La génération Z a immédiatement adopté ces codes (pour preuve les milliers de photos sur Instagram et les centaines de tuto sur YouTube) tout comme les make-up artists sur les défilés : des larmes pailletées chez Fendi à l’aplat jaune surligné de blanc chez Anna Sui en passant par le cumulus oculaire chez Cynthia Rowley.

La bande-son, composée de chansons cultes de la scène rap des années 1990 et début 2000 comme Shook Ones Pt. II de Mobb Deep, 03' Bonnie and Clyde de Beyoncé et Jay-Z, ou encore I Know There’s Gonna Be (Good Times) de Jamie XX envoie du lourd et est savamment choisie pour accompagner la narration.

Un teen show qui sacre l’icône d’une génération

La série de HBO a révélé la puissance dramatique de Zendaya.

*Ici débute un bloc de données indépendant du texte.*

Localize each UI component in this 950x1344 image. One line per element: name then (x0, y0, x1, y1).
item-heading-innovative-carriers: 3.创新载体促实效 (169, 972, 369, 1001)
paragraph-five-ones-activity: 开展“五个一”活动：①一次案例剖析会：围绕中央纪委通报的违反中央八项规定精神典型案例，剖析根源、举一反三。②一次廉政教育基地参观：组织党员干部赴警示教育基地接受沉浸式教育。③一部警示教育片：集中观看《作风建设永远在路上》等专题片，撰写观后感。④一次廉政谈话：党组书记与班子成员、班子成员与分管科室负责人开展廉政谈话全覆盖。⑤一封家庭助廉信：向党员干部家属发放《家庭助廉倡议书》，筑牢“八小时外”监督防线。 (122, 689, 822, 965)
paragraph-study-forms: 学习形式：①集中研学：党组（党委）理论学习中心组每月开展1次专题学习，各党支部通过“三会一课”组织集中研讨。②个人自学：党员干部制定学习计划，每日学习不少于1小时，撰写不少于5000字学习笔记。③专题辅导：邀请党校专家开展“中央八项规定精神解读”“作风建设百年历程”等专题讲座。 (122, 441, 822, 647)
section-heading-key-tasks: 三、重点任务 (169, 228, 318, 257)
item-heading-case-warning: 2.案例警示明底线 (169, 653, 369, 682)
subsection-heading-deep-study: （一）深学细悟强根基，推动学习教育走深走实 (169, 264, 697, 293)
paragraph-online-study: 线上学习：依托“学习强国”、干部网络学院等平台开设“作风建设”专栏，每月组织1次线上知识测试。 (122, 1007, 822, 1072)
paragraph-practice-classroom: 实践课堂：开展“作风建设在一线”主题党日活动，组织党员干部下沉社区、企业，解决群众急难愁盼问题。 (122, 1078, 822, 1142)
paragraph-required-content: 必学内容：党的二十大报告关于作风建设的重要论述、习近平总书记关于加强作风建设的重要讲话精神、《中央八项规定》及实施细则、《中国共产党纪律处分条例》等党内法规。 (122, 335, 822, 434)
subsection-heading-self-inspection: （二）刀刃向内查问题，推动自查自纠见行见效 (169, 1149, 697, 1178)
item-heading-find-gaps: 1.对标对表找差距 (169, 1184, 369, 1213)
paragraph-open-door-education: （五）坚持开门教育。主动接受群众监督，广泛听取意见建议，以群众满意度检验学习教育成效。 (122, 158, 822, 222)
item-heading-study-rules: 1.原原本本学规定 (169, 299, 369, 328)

La star d’Euphoria est entrée dans l’histoire des Emmy Awards en septembre en tant que plus jeune actrice à remporter le prix de la meilleure actrice dans une série dramatique, battant le record établi l’an passé par la star de Killing Eve Jodie Comer.

A 24 ans, l’actrice afro-américaine est en passe de devenir l’une des célébrités les plus emblématiques de la génération Z. L’actrice compte 80,7 millions de followers sur Instagram (contre 7,3 millions pour Nicole Kidman). L’ex-star de Disney Channel et des deux derniers Spider-Man est l’égérie du bien nommé nouveau parfum Lancôme, Idole. Elle est depuis vendredi le nouveau visage de Valentino : « C’est une jeune femme puissante et intense qui utilise son talent et son travail pour exprimer ses valeurs ainsi que celles de sa génération », résume parfaitement Pierpaolo Piccioli, le directeur artistique de la marque.